Irène Georgescu : Rien ne sert de courir pour arriver loin
Professeure des universités à Montpellier Management, Irène Georgescu travaille sur la résilience des professionnels de santé. Un enjeu qui lui a valu de décrocher un financement européen Research Innovation Action de 5,6 millions d’euros en 2025.

Quand on lui demande de commencer par le début, Irène Georgescu s’amuse à rappeler qu’elle a fait quatre premières années à l’UM, deux en pharmacie et deux en droit. Une franchise d’autant plus facile que la professeure des universités à Montpellier Management n’a plus rien à prouver. Outre ses nombreuses responsabilités, dont la direction du pôle Sciences sociales de l’UM et la rédaction en chef du Journal de gestion et d’économie en santé, elle vient de décrocher un financement européen Research Innovation Action de 5,6 millions d’euros pour le projet international Apollo.

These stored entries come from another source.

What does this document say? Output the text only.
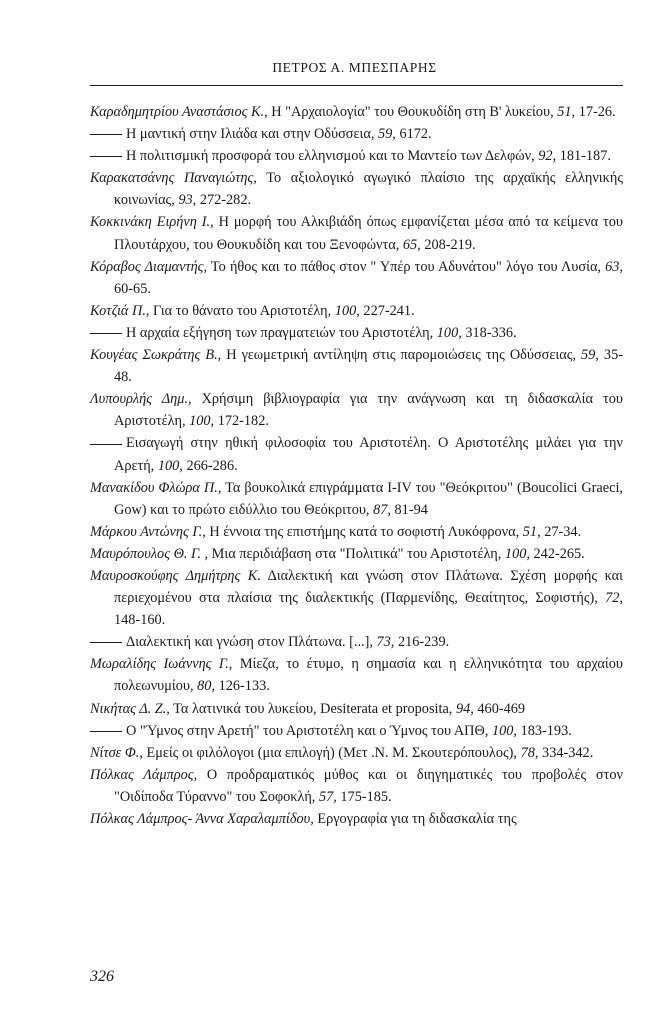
ΠΕΤΡΟΣ Α. ΜΠΕΣΠΑΡΗΣ
Καραδημητρίου Αναστάσιος Κ., Η "Αρχαιολογία" του Θουκυδίδη στη Β' λυκείου, 51, 17-26.
Η μαντική στην Ιλιάδα και στην Οδύσσεια, 59, 6172.
Η πολιτισμική προσφορά του ελληνισμού και το Μαντείο των Δελφών, 92, 181-187.
Καρακατσάνης Παναγιώτης, Το αξιολογικό αγωγικό πλαίσιο της αρχαϊκής ελληνικής κοινωνίας, 93, 272-282.
Κοκκινάκη Ειρήνη Ι., Η μορφή του Αλκιβιάδη όπως εμφανίζεται μέσα από τα κείμενα του Πλουτάρχου, του Θουκυδίδη και του Ξενοφώντα, 65, 208-219.
Κόραβος Διαμαντής, Το ήθος και το πάθος στον " Υπέρ του Αδυνάτου" λόγο του Λυσία, 63, 60-65.
Κοτζιά Π., Για το θάνατο του Αριστοτέλη, 100, 227-241.
Η αρχαία εξήγηση των πραγματειών του Αριστοτέλη, 100, 318-336.
Κουγέας Σωκράτης Β., Η γεωμετρική αντίληψη στις παρομοιώσεις της Οδύσσειας, 59, 35-48.
Λυπουρλής Δημ., Χρήσιμη βιβλιογραφία για την ανάγνωση και τη διδασκαλία του Αριστοτέλη, 100, 172-182.
Εισαγωγή στην ηθική φιλοσοφία του Αριστοτέλη. Ο Αριστοτέλης μιλάει για την Αρετή, 100, 266-286.
Μανακίδου Φλώρα Π., Τα βουκολικά επιγράμματα I-IV του "Θεόκριτου" (Boucolici Graeci, Gow) και το πρώτο ειδύλλιο του Θεόκριτου, 87, 81-94
Μάρκου Αντώνης Γ., Η έννοια της επιστήμης κατά το σοφιστή Λυκόφρονα, 51, 27-34.
Μαυρόπουλος Θ. Γ. , Μια περιδιάβαση στα "Πολιτικά" του Αριστοτέλη, 100, 242-265.
Μαυροσκούφης Δημήτρης Κ. Διαλεκτική και γνώση στον Πλάτωνα. Σχέση μορφής και περιεχομένου στα πλαίσια της διαλεκτικής (Παρμενίδης, Θεαίτητος, Σοφιστής), 72, 148-160.
Διαλεκτική και γνώση στον Πλάτωνα. [...], 73, 216-239.
Μωραλίδης Ιωάννης Γ., Μίεζα, το έτυμο, η σημασία και η ελληνικότητα του αρχαίου πολεωνυμίου, 80, 126-133.
Νικήτας Δ. Ζ., Τα λατινικά του λυκείου, Desiterata et proposita, 94, 460-469
Ο "Ύμνος στην Αρετή" του Αριστοτέλη και ο Ύμνος του ΑΠΘ, 100, 183-193.
Νίτσε Φ., Εμείς οι φιλόλογοι (μια επιλογή) (Μετ .Ν. Μ. Σκουτερόπουλος), 78, 334-342.
Πόλκας Λάμπρος, Ο προδραματικός μύθος και οι διηγηματικές του προβολές στον "Οιδίποδα Τύραννο" του Σοφοκλή, 57, 175-185.
Πόλκας Λάμπρος- Άννα Χαραλαμπίδου, Εργογραφία για τη διδασκαλία της
326
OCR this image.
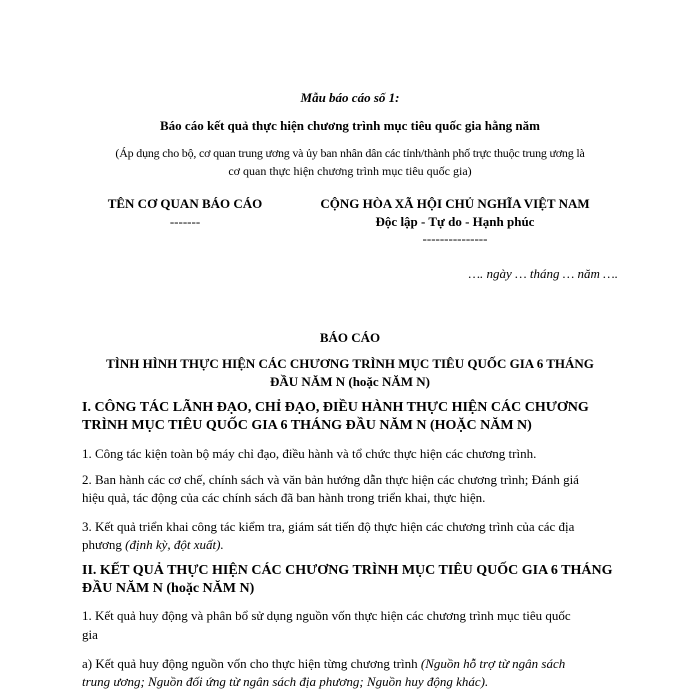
Mẫu báo cáo số 1:
Báo cáo kết quả thực hiện chương trình mục tiêu quốc gia hằng năm
(Áp dụng cho bộ, cơ quan trung ương và ủy ban nhân dân các tỉnh/thành phố trực thuộc trung ương là
cơ quan thực hiện chương trình mục tiêu quốc gia)
TÊN CƠ QUAN BÁO CÁO
-------
CỘNG HÒA XÃ HỘI CHỦ NGHĨA VIỆT NAM
Độc lập - Tự do - Hạnh phúc
---------------
…. ngày … tháng … năm ….
BÁO CÁO
TÌNH HÌNH THỰC HIỆN CÁC CHƯƠNG TRÌNH MỤC TIÊU QUỐC GIA 6 THÁNG
ĐẦU NĂM N (hoặc NĂM N)
I. CÔNG TÁC LÃNH ĐẠO, CHỈ ĐẠO, ĐIỀU HÀNH THỰC HIỆN CÁC CHƯƠNG
TRÌNH MỤC TIÊU QUỐC GIA 6 THÁNG ĐẦU NĂM N (HOẶC NĂM N)
1. Công tác kiện toàn bộ máy chỉ đạo, điều hành và tổ chức thực hiện các chương trình.
2. Ban hành các cơ chế, chính sách và văn bản hướng dẫn thực hiện các chương trình; Đánh giá
hiệu quả, tác động của các chính sách đã ban hành trong triển khai, thực hiện.
3. Kết quả triển khai công tác kiểm tra, giám sát tiến độ thực hiện các chương trình của các địa
phương (định kỳ, đột xuất).
II. KẾT QUẢ THỰC HIỆN CÁC CHƯƠNG TRÌNH MỤC TIÊU QUỐC GIA 6 THÁNG
ĐẦU NĂM N (hoặc NĂM N)
1. Kết quả huy động và phân bổ sử dụng nguồn vốn thực hiện các chương trình mục tiêu quốc
gia
a) Kết quả huy động nguồn vốn cho thực hiện từng chương trình (Nguồn hỗ trợ từ ngân sách
trung ương; Nguồn đối ứng từ ngân sách địa phương; Nguồn huy động khác).
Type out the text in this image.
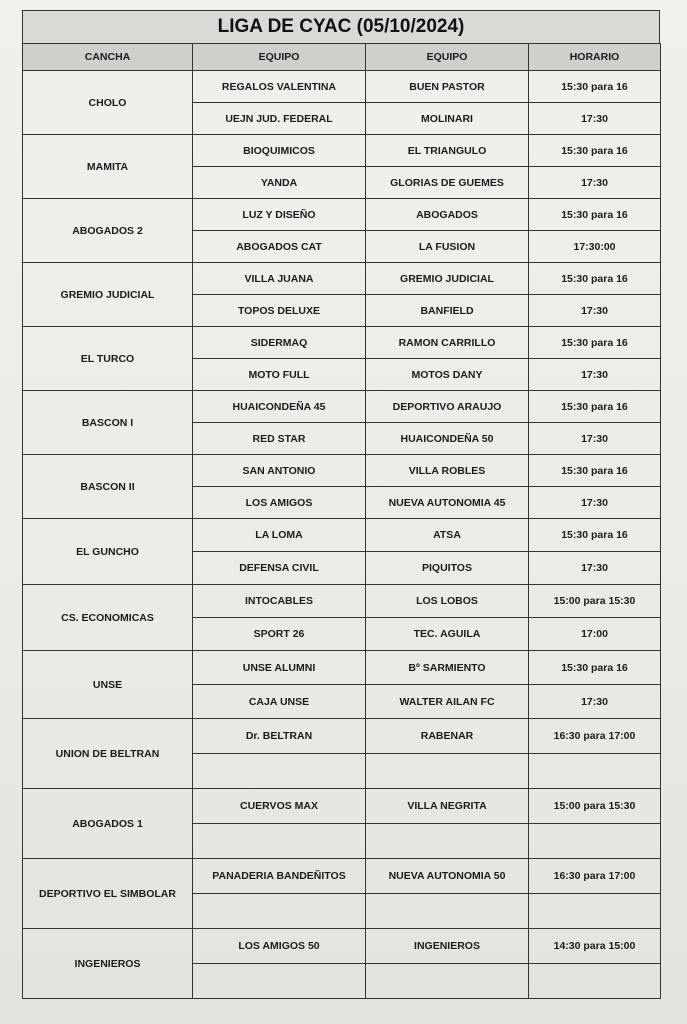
LIGA DE CYAC (05/10/2024)
CANCHA	EQUIPO	EQUIPO	HORARIO
CHOLO	REGALOS VALENTINA	BUEN PASTOR	15:30 para 16
	UEJN JUD. FEDERAL	MOLINARI	17:30
MAMITA	BIOQUIMICOS	EL TRIANGULO	15:30 para 16
	YANDA	GLORIAS DE GUEMES	17:30
ABOGADOS 2	LUZ Y DISEÑO	ABOGADOS	15:30 para 16
	ABOGADOS CAT	LA FUSION	17:30:00
GREMIO JUDICIAL	VILLA JUANA	GREMIO JUDICIAL	15:30 para 16
	TOPOS DELUXE	BANFIELD	17:30
EL TURCO	SIDERMAQ	RAMON CARRILLO	15:30 para 16
	MOTO FULL	MOTOS DANY	17:30
BASCON I	HUAICONDEÑA 45	DEPORTIVO ARAUJO	15:30 para 16
	RED STAR	HUAICONDEÑA 50	17:30
BASCON II	SAN ANTONIO	VILLA ROBLES	15:30 para 16
	LOS AMIGOS	NUEVA AUTONOMIA 45	17:30
EL GUNCHO	LA LOMA	ATSA	15:30 para 16
	DEFENSA CIVIL	PIQUITOS	17:30
CS. ECONOMICAS	INTOCABLES	LOS LOBOS	15:00 para 15:30
	SPORT 26	TEC. AGUILA	17:00
UNSE	UNSE ALUMNI	Bº SARMIENTO	15:30 para 16
	CAJA UNSE	WALTER AILAN FC	17:30
UNION DE BELTRAN	Dr. BELTRAN	RABENAR	16:30 para 17:00

ABOGADOS 1	CUERVOS MAX	VILLA NEGRITA	15:00 para 15:30

DEPORTIVO EL SIMBOLAR	PANADERIA BANDEÑITOS	NUEVA AUTONOMIA 50	16:30 para 17:00

INGENIEROS	LOS AMIGOS 50	INGENIEROS	14:30 para 15:00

Ce préambule n’est pourtant pas une fausse modestie pour celle qui témoigne sa reconnaissance à un système universitaire qui lui a permis de « se chercher longtemps » et de démarrer une thèse à 32 ans. Les hésitations des premières années, entre un cabinet d’expert-comptable et l’enseignement dans une entreprise privée post-bac, se concluent par une carrière universitaire en ligne droite. Doctorat en poche en trois ans, elle décroche coup sur coup un poste de maître de conférences, puis l’agrégation en Sciences de gestion, lui permettant de devenir professeure à Nice. Et dans la foulée, elle parvient à rentrer à Montpellier, un port d’attache que cette Française d’origine roumaine n’avait pas l’intention de laisser derrière elle.
Logique de rendement
Coup du sort, le projet de doctorat en management qu’elle débute en 2007 porte sur le milieu hospitalier, dont cette fille d’une famille de médecins dit « avoir tout fait pour prendre le contre-pieds ». La France est alors en pleine réforme de la tarification d’activité des hôpitaux et Irène Georgescu regarde comment les nouveaux outils d’évaluation affectent les professionnels de la santé. Et constate leurs nombreux effets dysfonctionnels : « Les évaluations de performance telles qu’elles existent créent des conflits de rôles, du stress, une perte d’implication affective des professionnels dans l’hôpital public, au nom d’une logique de rendement et de performance financière… »
Ce milieu hospitalier qui l’a rattrapée restera son objet d’étude. Et alors que la chercheuse s’intéresse à la résilience des personnels hospitaliers, les crises qui s’enchainent lui donnent matière à penser : le Covid bien sûr avec le manque de reconnaissance témoigné par certains professionnels interrogés face à l’effort consenti, mais aussi les effets du changement climatique, avec son lot de vagues de chaleur et d’inondations.
Du réseau et du culot
Le projet européen Apollo embrasse cette question de la résilience des professionnels de santé mais change d’échelle. Irène Georgescu, émue, savoure encore cette bonne surprise d’avoir fait partie des quatre projets retenus. Monté en quelques mois, le projet rassemble huit universités et trois centres hospitaliers dont le CHU de Montpellier et le CHU de Nîmes. Quand on lui demande comment elle a fait si vite, elle lâche « du réseau, des bouteilles à la mer et un peu de culot », qui lui a été nécessaire pour décrocher un partenariat avec le Massachussetts General Hospital, un hôpital d’Harvard. Mais aussi vraisemblablement beaucoup d’heures supplémentaires. « On travaille vraiment beaucoup », reconnaît celle qui cumule en plus des responsabilités pédagogiques dans neuf diplômes différents. « Et c’est vrai pour toute mon équipe », ajoute-t-elle, visiblement ravie de la qualité de ses relations professionnelles.
Des valeurs humaines qu’elle voudrait insuffler dans les indicateurs de performance imposés aux hôpitaux, « où les outils actuels proposent une approche par volume et reflètent très partiellement le travail des professionnels de santé, difficile à évaluer. Comme m’a dit un médecin une fois “on n’est pas là pour vendre des lessives et des boulons on est là pour les patients”. »
Et quoi de mieux qu’une collaboration et un visiting dans une prestigieuse université de l’IVY League pour faire de nouvelles propositions. Irène Georgescu sait que le pari n’est pas encore gagné mais espère pouvoir avancer ses idées.